Computer companies and others are concerned about a May 13 ruling out of the European Union Court of Justice that they say could be misused to promote broadband censorship.
The court held that a private citizen could require a search engine, in this case Google Spain, to remove links to information he did not want linked to him. The Computer & Communications Industry Association called that decision a "dangerous step in an ill-conceived push to create a "right to be forgotten" that could alter the fundamental flow of online info.
In a ruling on a preliminary injunction involving Google and information about a Spanish citizen that he wanted removed from the search engine, the EU court held that the rights of someone to have information removed from a search engine "override, as a rule, not only the economic interest of the operator of the search engine but also the interest of the general public in finding that information upon a search relating to the data subject’s name."
The court said that would not apply if the person were a public figure, in which case the public's interest in the info would trump that right.
But for a private citizen, the court held, particularly in the case of long-archived material--the material in question was 16 years old--"the data subject establishes a right that that information should no longer be linked to his name."
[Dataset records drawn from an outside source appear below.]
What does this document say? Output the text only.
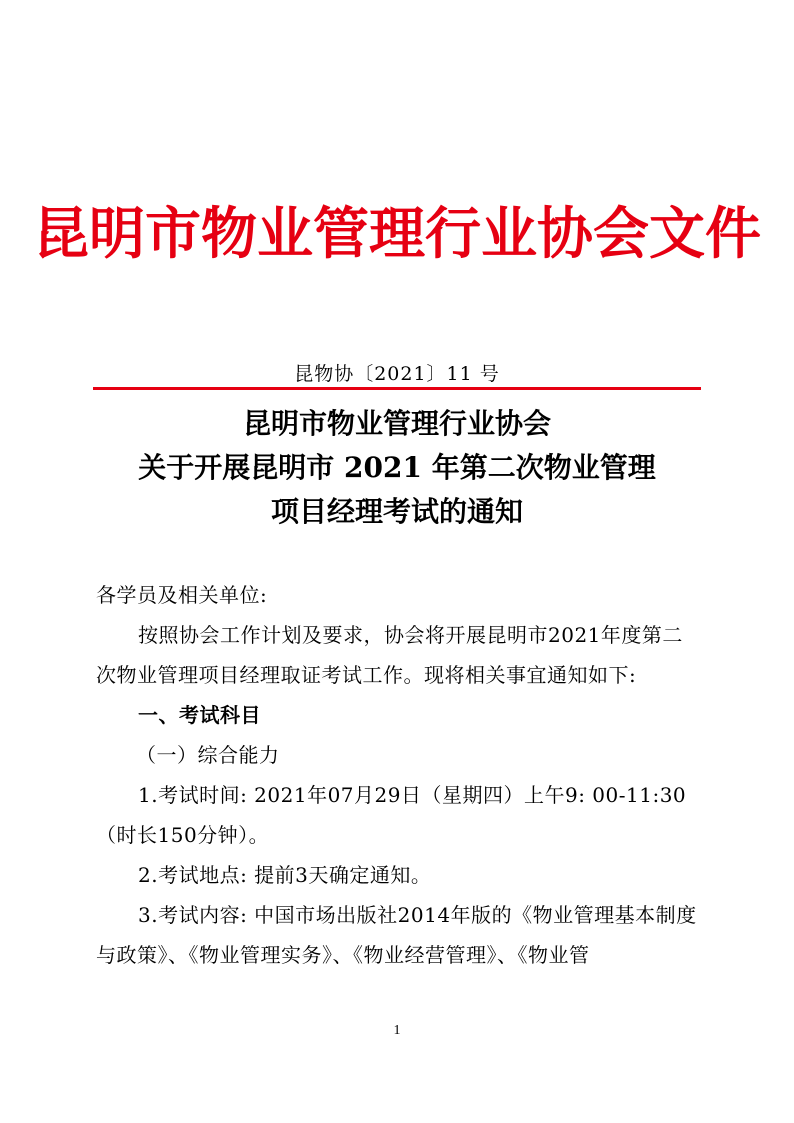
昆明市物业管理行业协会文件
昆物协〔2021〕11 号
昆明市物业管理行业协会
关于开展昆明市 2021 年第二次物业管理
项目经理考试的通知

各学员及相关单位:

按照协会工作计划及要求，协会将开展昆明市2021年度第二次物业管理项目经理取证考试工作。现将相关事宜通知如下:

一、考试科目

（一）综合能力

1.考试时间: 2021年07月29日（星期四）上午9: 00-11:30（时长150分钟）。

2.考试地点: 提前3天确定通知。

3.考试内容: 中国市场出版社2014年版的《物业管理基本制度与政策》、《物业管理实务》、《物业经营管理》、《物业管

1
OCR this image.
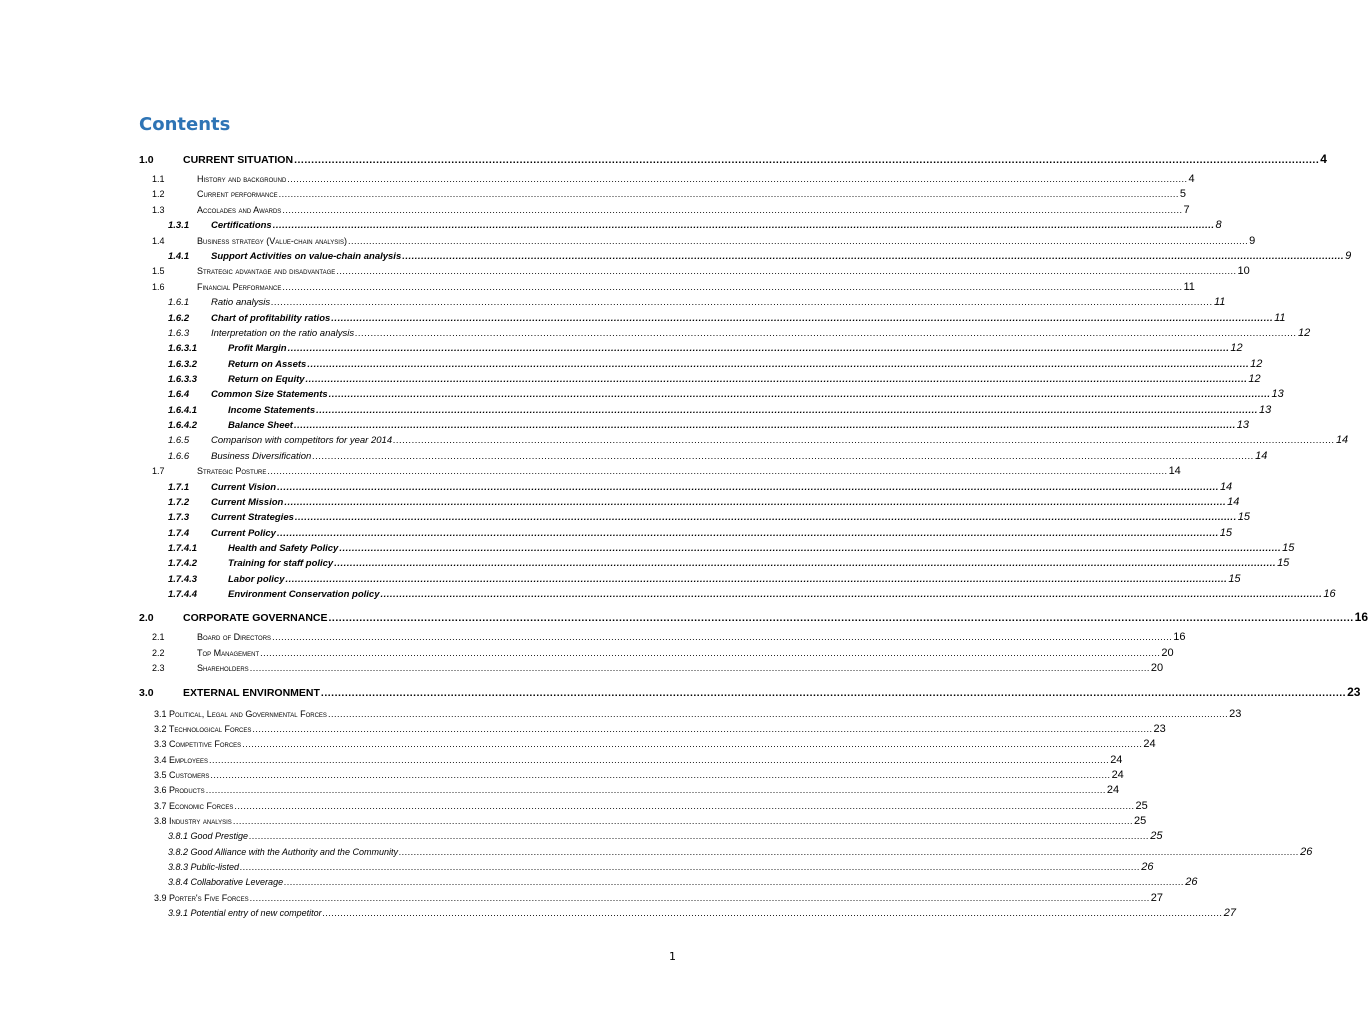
Contents
1.0	CURRENT SITUATION ............................................................................................................................................................................................................................................................................................................ 4
1.1	History and background ............................................................................................................................................................................................................................................................................................................ 4
1.2	Current performance ............................................................................................................................................................................................................................................................................................................ 5
1.3	Accolades and Awards ............................................................................................................................................................................................................................................................................................................ 7
1.3.1	Certifications ............................................................................................................................................................................................................................................................................................................ 8
1.4	Business strategy (Value-chain analysis) ............................................................................................................................................................................................................................................................................................................ 9
1.4.1	Support Activities on value-chain analysis ............................................................................................................................................................................................................................................................................................................ 9
1.5	Strategic advantage and disadvantage ............................................................................................................................................................................................................................................................................................................ 10
1.6	Financial Performance ............................................................................................................................................................................................................................................................................................................ 11
1.6.1	Ratio analysis ............................................................................................................................................................................................................................................................................................................ 11
1.6.2	Chart of profitability ratios ............................................................................................................................................................................................................................................................................................................ 11
1.6.3	Interpretation on the ratio analysis ............................................................................................................................................................................................................................................................................................................ 12
1.6.3.1	Profit Margin ............................................................................................................................................................................................................................................................................................................ 12
1.6.3.2	Return on Assets ............................................................................................................................................................................................................................................................................................................ 12
1.6.3.3	Return on Equity ............................................................................................................................................................................................................................................................................................................ 12
1.6.4	Common Size Statements ............................................................................................................................................................................................................................................................................................................ 13
1.6.4.1	Income Statements ............................................................................................................................................................................................................................................................................................................ 13
1.6.4.2	Balance Sheet ............................................................................................................................................................................................................................................................................................................ 13
1.6.5	Comparison with competitors for year 2014 ............................................................................................................................................................................................................................................................................................................ 14
1.6.6	Business Diversification ............................................................................................................................................................................................................................................................................................................ 14
1.7	Strategic Posture ............................................................................................................................................................................................................................................................................................................ 14
1.7.1	Current Vision ............................................................................................................................................................................................................................................................................................................ 14
1.7.2	Current Mission ............................................................................................................................................................................................................................................................................................................ 14
1.7.3	Current Strategies ............................................................................................................................................................................................................................................................................................................ 15
1.7.4	Current Policy ............................................................................................................................................................................................................................................................................................................ 15
1.7.4.1	Health and Safety Policy ............................................................................................................................................................................................................................................................................................................ 15
1.7.4.2	Training for staff policy ............................................................................................................................................................................................................................................................................................................ 15
1.7.4.3	Labor policy ............................................................................................................................................................................................................................................................................................................ 15
1.7.4.4	Environment Conservation policy ............................................................................................................................................................................................................................................................................................................ 16
2.0	CORPORATE GOVERNANCE ............................................................................................................................................................................................................................................................................................................ 16
2.1	Board of Directors ............................................................................................................................................................................................................................................................................................................ 16
2.2	Top Management ............................................................................................................................................................................................................................................................................................................ 20
2.3	Shareholders ............................................................................................................................................................................................................................................................................................................ 20
3.0	EXTERNAL ENVIRONMENT ............................................................................................................................................................................................................................................................................................................ 23
3.1 Political, Legal and Governmental Forces ............................................................................................................................................................................................................................................................................................................ 23
3.2 Technological Forces ............................................................................................................................................................................................................................................................................................................ 23
3.3 Competitive Forces ............................................................................................................................................................................................................................................................................................................ 24
3.4 Employees ............................................................................................................................................................................................................................................................................................................ 24
3.5 Customers ............................................................................................................................................................................................................................................................................................................ 24
3.6 Products ............................................................................................................................................................................................................................................................................................................ 24
3.7 Economic Forces ............................................................................................................................................................................................................................................................................................................ 25
3.8 Industry analysis ............................................................................................................................................................................................................................................................................................................ 25
3.8.1 Good Prestige ............................................................................................................................................................................................................................................................................................................ 25
3.8.2 Good Alliance with the Authority and the Community ............................................................................................................................................................................................................................................................................................................ 26
3.8.3 Public-listed ............................................................................................................................................................................................................................................................................................................ 26
3.8.4 Collaborative Leverage ............................................................................................................................................................................................................................................................................................................ 26
3.9 Porter's Five Forces ............................................................................................................................................................................................................................................................................................................ 27
3.9.1 Potential entry of new competitor ............................................................................................................................................................................................................................................................................................................ 27
1
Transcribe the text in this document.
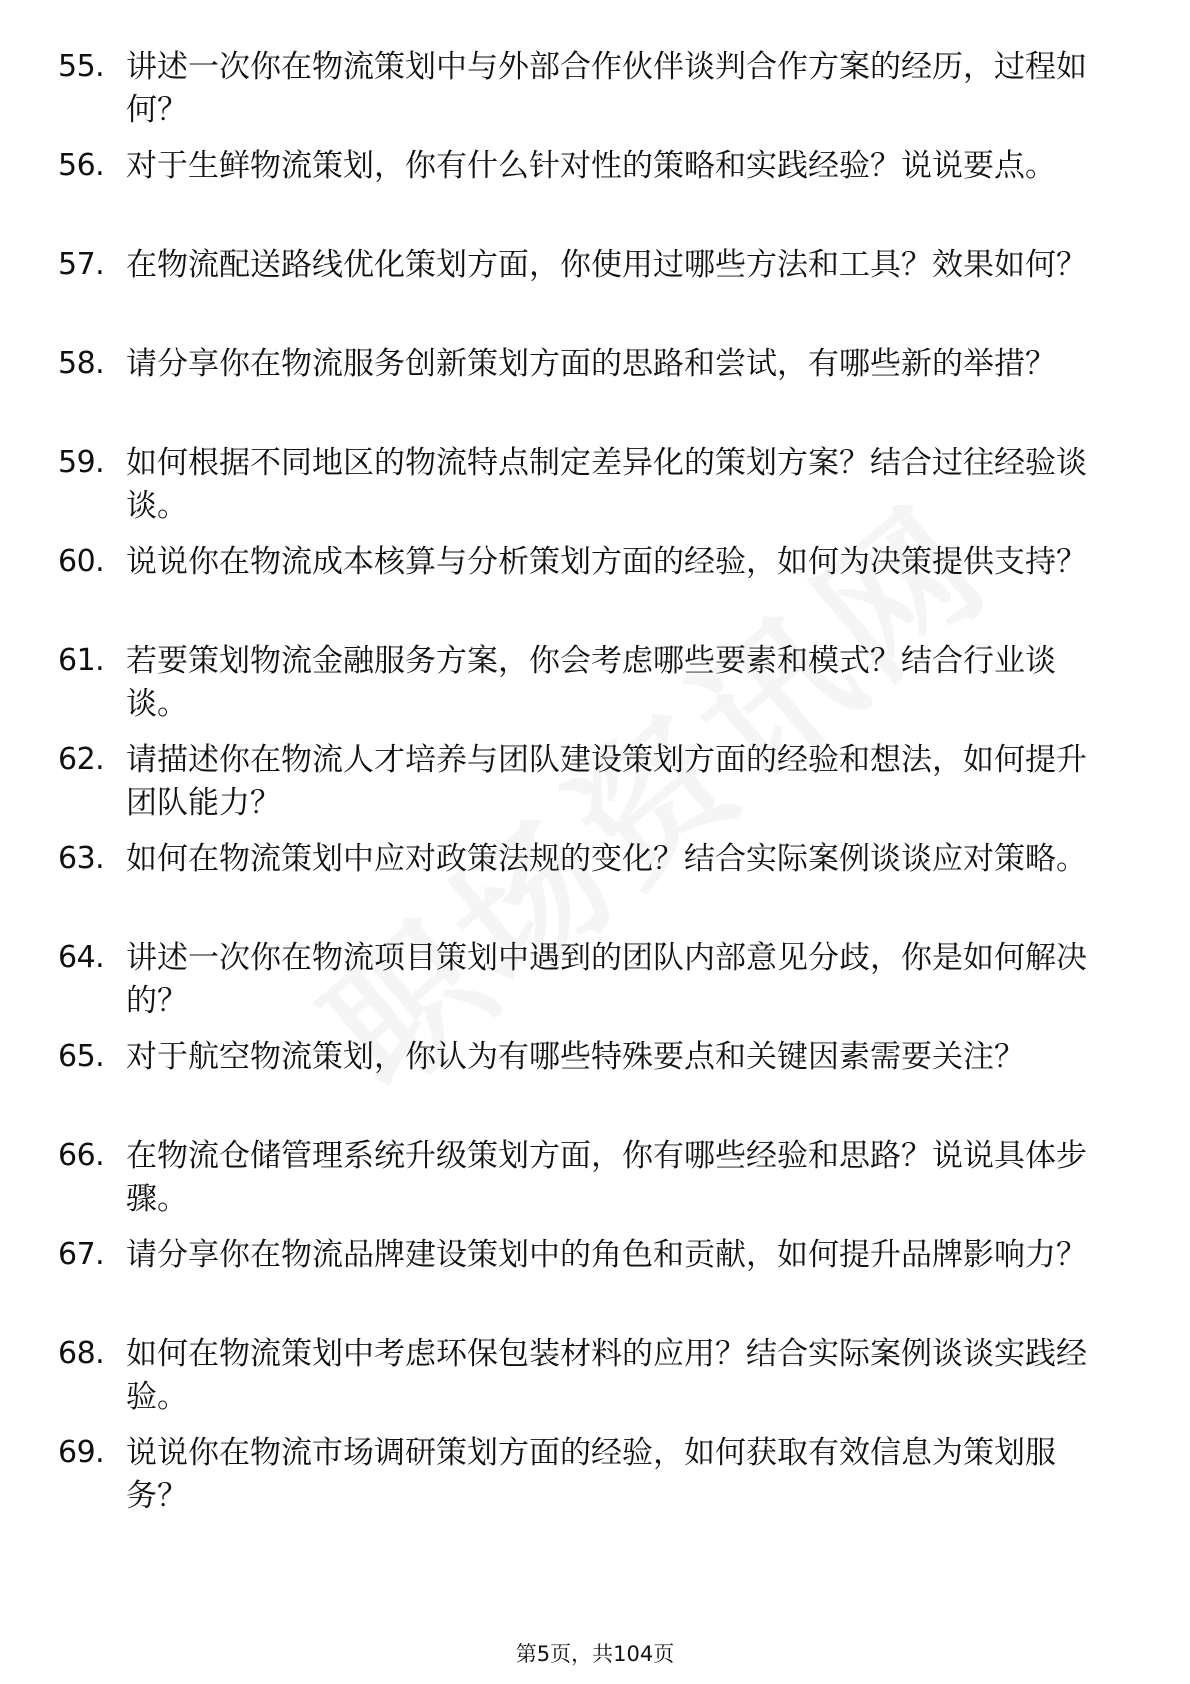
55. 讲述一次你在物流策划中与外部合作伙伴谈判合作方案的经历，过程如何？
56. 对于生鲜物流策划，你有什么针对性的策略和实践经验？说说要点。
57. 在物流配送路线优化策划方面，你使用过哪些方法和工具？效果如何？
58. 请分享你在物流服务创新策划方面的思路和尝试，有哪些新的举措？
59. 如何根据不同地区的物流特点制定差异化的策划方案？结合过往经验谈谈。
60. 说说你在物流成本核算与分析策划方面的经验，如何为决策提供支持？
61. 若要策划物流金融服务方案，你会考虑哪些要素和模式？结合行业谈谈。
62. 请描述你在物流人才培养与团队建设策划方面的经验和想法，如何提升团队能力？
63. 如何在物流策划中应对政策法规的变化？结合实际案例谈谈应对策略。
64. 讲述一次你在物流项目策划中遇到的团队内部意见分歧，你是如何解决的？
65. 对于航空物流策划，你认为有哪些特殊要点和关键因素需要关注？
66. 在物流仓储管理系统升级策划方面，你有哪些经验和思路？说说具体步骤。
67. 请分享你在物流品牌建设策划中的角色和贡献，如何提升品牌影响力？
68. 如何在物流策划中考虑环保包装材料的应用？结合实际案例谈谈实践经验。
69. 说说你在物流市场调研策划方面的经验，如何获取有效信息为策划服务？
第5页，共104页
"The finding that Google or other online services that offer links will now have the responsibility to censor, selectively take down and hide some of the broad information they display in response to legitimate inquiries is a paradigm shift," CCIA said in a statement. "Given the global nature of the Internet, this decision will have broad implications for access to information for people around the world."
Although the decision affected Google in Europe, not the U.S., that was cold comfort for the global tech companies. And they suggested the problem did not end at the water's edge.
“It’s not just Europe and it’s not just one company," said CCIA President Ed Black. "[T]his ruling represents a philosophical approach that undermines the underpinnings of the Internet. It has frightening, far-reaching implications for everything from researching information to free speech online."
Black also suggested the ruling could create a global case of Internet haves and have nots. “The ruling clashes with the principles of First Amendment in the U.S. so it would create a schism in global access to information," he says. "For example, Internet users in the US might be able to access a European news article that has unflattering information about someone, but European Internet users might be blocked from seeing links to that information.”
There have been efforts in the U.S. Congress to create a "right to be forgotten," but that has centered on an "erase" button for info that children and teens might post online and later wish, or their parents wish, they hadn't.
CCIA members include Google, Ebay, Microsoft, Dish, Motorola, Aereo and many others.